This paper focuses on investigating the learning operators for identifying weak solutions to the Navier-Stokes equations. Our objective is to establish a connection between the initial data as input and the weak solution as output. To achieve this, we employ a combination of deep learning methods and compactness argument to derive learning operators for weak solutions for any large initial data in 2D, and for low-dimensional initial data in 3D. Additionally, we utilize the universal approximation theorem to derive a lower bound on the number of sensors required to achieve accurate identification of weak solutions to the Navier-Stokes equations.

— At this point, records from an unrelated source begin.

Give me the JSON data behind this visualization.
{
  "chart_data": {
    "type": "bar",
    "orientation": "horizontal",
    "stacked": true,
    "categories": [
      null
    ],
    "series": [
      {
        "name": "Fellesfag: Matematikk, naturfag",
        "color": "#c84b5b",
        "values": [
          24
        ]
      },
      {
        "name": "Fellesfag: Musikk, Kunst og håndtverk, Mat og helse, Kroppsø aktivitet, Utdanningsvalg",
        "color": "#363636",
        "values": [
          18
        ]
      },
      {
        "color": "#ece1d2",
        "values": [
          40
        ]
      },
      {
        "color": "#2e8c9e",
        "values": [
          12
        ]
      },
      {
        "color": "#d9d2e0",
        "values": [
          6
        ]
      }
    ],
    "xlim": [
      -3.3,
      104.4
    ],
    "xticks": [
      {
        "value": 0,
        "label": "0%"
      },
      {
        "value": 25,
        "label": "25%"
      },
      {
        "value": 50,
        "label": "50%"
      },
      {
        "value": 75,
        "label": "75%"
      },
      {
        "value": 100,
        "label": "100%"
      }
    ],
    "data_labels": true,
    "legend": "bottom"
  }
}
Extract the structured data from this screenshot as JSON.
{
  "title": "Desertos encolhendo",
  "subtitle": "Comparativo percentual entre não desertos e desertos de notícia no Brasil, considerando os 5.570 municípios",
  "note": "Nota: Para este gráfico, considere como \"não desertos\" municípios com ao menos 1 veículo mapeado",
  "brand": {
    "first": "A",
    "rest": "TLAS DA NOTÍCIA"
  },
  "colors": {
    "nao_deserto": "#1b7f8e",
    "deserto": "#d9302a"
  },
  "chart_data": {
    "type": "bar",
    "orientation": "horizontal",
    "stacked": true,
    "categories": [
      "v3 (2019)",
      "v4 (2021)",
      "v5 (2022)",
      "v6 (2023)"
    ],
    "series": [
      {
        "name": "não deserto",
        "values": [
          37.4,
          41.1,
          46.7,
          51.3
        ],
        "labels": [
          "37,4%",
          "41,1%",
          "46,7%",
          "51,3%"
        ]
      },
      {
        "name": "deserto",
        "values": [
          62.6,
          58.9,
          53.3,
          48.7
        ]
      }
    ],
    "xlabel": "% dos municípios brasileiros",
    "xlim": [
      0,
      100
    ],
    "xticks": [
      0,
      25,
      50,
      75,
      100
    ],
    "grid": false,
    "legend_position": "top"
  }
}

Our results demonstrate the potential of using deep learning techniques to address challenges in the study of fluid mechanics, particularly in identifying weak solutions to the Navier-Stokes equations.

翻译：本文聚焦于研究识别纳维-斯托克斯方程弱解的算子。我们的目标是在作为输入的初始数据与作为输出的弱解之间建立联系。为此，我们结合深度学习方法与紧致性论证，推导出在二维空间中适用于任意大初始数据、在三维空间中适用于低维初始数据的弱解学习算子。此外，我们利用通用逼近定理推导出精确识别纳维-斯托克斯方程弱解所需传感器数量的下界。研究结果表明，深度学习技术在解决流体力学领域的挑战（尤其是识别纳维-斯托克斯方程弱解）方面具有潜力。